Last year at OpenForce Connections in Las Vegas, Shaun Walker announced an updated release policy. The goal in 2010 was to move to a monthly maintenance release schedule along with Quarterly major releases. Prior to this policy announcement, releases were quite sporadic which made it difficult for our internal planning purposes, and also made it difficult for our users to schedule their own upgrade testing and deployment. When we first committed to this new release schedule, we knew that it was going to take a little time before we could get into the groove with the new release cycle. By February we had 3 monthly releases under our belts and things looked to be going pretty well, so much so that I blogged about it.
We are now 8 months into the release schedule and following some issues with a few of our recent releases we’ve had a lot of feedback from customers and community members regarding the release schedule. Some users have indicated that monthly releases just didn’t give them time to properly test and upgrade their sites before a new release was coming out and they had to start the cycle all over again. Other users worried that committing to monthly releases was hurting the quality of our releases. Conversely, some users liked the frequent releases because it meant they could get bug fixes quicker. Some users also liked the predictability of the release schedule.

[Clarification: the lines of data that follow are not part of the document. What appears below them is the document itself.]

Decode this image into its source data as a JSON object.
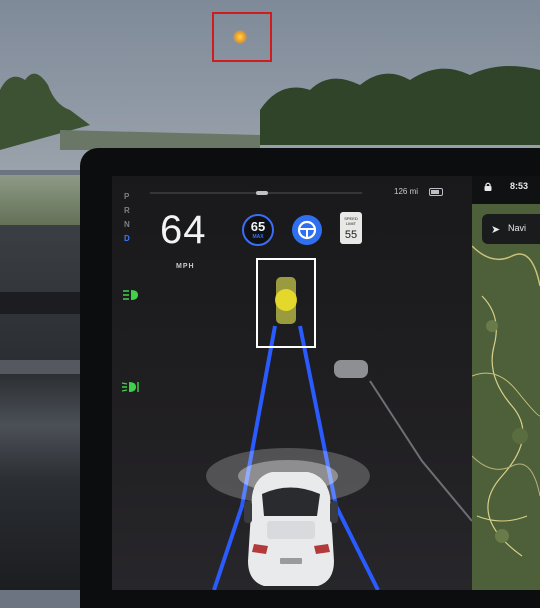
{
  "gear_selector": {
    "items": [
      "P",
      "R",
      "N",
      "D"
    ],
    "active": "D"
  },
  "status_bar": {
    "range_text": "126 mi",
    "clock_text": "8:53"
  },
  "speedometer": {
    "speed": "64",
    "unit": "MPH"
  },
  "set_speed": {
    "value": "65",
    "label": "MAX"
  },
  "speed_limit_sign": {
    "header": "SPEED LIMIT",
    "value": "55"
  },
  "navigation": {
    "button_label": "Navi"
  },
  "colors": {
    "autopilot_blue": "#2f6ff0",
    "lane_blue": "#2a5bff",
    "indicator_green": "#3fd14a",
    "highlight_red": "#d01c1c",
    "highlight_white": "#ffffff",
    "detected_light_yellow": "#f2e32a"
  },
  "icons": [
    "lock-icon",
    "battery-icon",
    "steering-wheel-icon",
    "headlight-icon",
    "fog-light-icon",
    "navigate-arrow-icon"
  ]
}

After a lot of discussions with community members, with the core team members, with customers and with partners we have decided to modify our release schedule to address many of these concerns. Starting with the 5.5 release we are moving to maintenance releases every two months and reducing our major releases to 2 or 3 a year depending on the complexity of the features included with each release. We will still be targeting specific release dates so that we can scope each release and set proper code-freeze dates, but we will adopt a more quality driven approach to the final release date. If we need an extra week or two on a release to make sure we get it right then we will extend the release date to make sure we meet both our own quality standards as well as yours.
We believe that these changes to the release schedule will allow us to still provide a level of predictability in our releases while also addressing the pacing and quality issues raised by many of you. We appreciate the feedback that has been provided on this and many other issues and are always willing to listen to your concerns. As I stated in a recent blog post, Open Source works best when you get involved. Your feedback does make a difference.